BNP Chief Executive Jean-Laurent Bonnafe shrugged off the comparisons, telling journalists that a 10 percent ROE in the current environment was the same as a pre-crisis 20 percent. The bank's ROE in 2013 was 7.7 percent excluding one-off items.

"We are not an aggressive bank, we are a calm bank," he said. "Investors might want more and analysts might want to write other things ... (but) we need to balance all of the bank's interests."

"MODERATE PICKUP"

BNP said its balance sheet was "rock solid", reporting a core Tier 1 capital ratio under tougher Basel III rules of 10.3 percent — topping its long-term target of 10 percent.

Like SocGen and other European banks, BNP is targeting new growth avenues after years of shoring up its balance sheet due to tougher rules on risk taking after the financial crisis.

Although BNP was seen as one of the winners of the crisis after buying collapsed Benelux bank Fortis, it is heavily exposed to relatively slow-growing mature European markets.

BNP's Machenil forecast the bank would benefit from a "moderate" pick-up in the European economy in 2014. The bank also said it would speed up cost cuts and continue expanding its footprint into faster-growing U.S. and Asian markets.

It is shopping for medium-sized bolt-on acquisitions: in December it agreed to buy Polish bank BGZ for $1.4 billion.
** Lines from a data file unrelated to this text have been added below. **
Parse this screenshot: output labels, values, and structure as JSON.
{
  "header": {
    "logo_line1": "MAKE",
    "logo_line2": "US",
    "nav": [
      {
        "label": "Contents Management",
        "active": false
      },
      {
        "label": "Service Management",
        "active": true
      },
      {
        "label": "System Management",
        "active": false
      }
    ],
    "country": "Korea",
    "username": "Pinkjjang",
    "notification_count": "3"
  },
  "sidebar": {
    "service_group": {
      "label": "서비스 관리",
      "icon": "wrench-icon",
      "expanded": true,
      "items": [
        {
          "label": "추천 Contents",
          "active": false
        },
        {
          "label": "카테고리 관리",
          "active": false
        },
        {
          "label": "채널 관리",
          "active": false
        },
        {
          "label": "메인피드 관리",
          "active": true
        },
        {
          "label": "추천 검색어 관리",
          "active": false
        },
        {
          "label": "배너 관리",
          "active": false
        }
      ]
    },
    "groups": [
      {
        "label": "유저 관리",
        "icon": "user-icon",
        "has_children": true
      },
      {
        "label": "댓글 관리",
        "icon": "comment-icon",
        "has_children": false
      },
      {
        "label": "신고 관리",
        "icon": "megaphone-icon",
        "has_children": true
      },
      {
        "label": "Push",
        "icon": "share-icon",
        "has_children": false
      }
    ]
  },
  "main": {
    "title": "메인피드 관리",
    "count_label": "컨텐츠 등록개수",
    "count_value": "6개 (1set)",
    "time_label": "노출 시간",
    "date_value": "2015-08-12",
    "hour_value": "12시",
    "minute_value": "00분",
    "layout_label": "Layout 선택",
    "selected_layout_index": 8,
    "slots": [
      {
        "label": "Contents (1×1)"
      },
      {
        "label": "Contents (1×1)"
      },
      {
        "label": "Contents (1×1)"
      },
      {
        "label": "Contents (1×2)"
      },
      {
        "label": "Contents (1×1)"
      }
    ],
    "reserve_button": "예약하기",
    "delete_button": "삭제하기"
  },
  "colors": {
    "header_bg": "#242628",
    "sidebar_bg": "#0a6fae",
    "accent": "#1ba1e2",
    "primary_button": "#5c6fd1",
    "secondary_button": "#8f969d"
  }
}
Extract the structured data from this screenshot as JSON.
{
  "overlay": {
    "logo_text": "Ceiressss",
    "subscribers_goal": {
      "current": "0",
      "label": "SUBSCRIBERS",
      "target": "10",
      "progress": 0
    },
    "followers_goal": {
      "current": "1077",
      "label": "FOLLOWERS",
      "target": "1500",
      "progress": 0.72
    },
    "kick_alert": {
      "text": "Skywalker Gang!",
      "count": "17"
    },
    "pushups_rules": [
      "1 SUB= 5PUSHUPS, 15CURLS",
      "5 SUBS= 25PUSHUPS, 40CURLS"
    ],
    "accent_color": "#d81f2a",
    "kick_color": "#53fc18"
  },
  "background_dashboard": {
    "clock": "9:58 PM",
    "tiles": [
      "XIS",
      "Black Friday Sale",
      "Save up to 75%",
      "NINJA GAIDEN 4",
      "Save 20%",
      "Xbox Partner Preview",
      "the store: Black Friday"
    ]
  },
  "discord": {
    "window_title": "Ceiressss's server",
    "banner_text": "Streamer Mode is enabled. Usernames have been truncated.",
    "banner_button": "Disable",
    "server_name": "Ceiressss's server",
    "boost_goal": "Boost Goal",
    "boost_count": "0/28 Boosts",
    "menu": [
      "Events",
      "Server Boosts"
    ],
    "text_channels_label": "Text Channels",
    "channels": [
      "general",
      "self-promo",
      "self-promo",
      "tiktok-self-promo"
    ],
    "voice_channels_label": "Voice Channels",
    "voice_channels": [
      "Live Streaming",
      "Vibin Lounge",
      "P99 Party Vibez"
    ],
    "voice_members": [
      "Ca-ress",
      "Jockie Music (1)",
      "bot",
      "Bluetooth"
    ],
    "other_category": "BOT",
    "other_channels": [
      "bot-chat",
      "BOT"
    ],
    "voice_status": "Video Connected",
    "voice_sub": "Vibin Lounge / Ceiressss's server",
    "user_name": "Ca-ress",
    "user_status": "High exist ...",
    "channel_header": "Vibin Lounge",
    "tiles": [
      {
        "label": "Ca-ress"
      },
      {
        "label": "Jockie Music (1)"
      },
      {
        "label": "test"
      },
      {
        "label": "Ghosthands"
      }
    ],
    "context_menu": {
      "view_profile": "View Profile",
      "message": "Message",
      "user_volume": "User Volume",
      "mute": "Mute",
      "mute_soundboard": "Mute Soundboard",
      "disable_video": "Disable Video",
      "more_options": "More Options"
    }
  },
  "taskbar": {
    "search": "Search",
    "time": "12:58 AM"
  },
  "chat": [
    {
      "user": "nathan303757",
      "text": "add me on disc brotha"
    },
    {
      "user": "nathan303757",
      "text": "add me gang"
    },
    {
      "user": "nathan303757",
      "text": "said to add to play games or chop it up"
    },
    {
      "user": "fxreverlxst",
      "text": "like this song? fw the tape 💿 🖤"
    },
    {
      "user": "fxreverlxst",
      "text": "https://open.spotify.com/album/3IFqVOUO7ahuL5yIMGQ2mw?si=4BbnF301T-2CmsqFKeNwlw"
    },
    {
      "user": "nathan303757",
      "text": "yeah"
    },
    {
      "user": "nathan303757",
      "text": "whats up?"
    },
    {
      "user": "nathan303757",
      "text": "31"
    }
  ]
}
BNP's core retail markets of France, Italy, Belgium and Luxembourg delivered a mixed performance in the fourth quarter, in what the bank said was a "lackluster environment" in 2013. Pretax profit fell in slow-growing France and struggling Italy.

BNP's corporate and investment banking unit, weighted more towards bonds than equities, reported a 36.2 percent rise in pretax profit to 350 million euros. A jump in equities revenue offset fixed-income weakness, BNP said, mirroring broader market trends as central banks rein in monetary stimulus.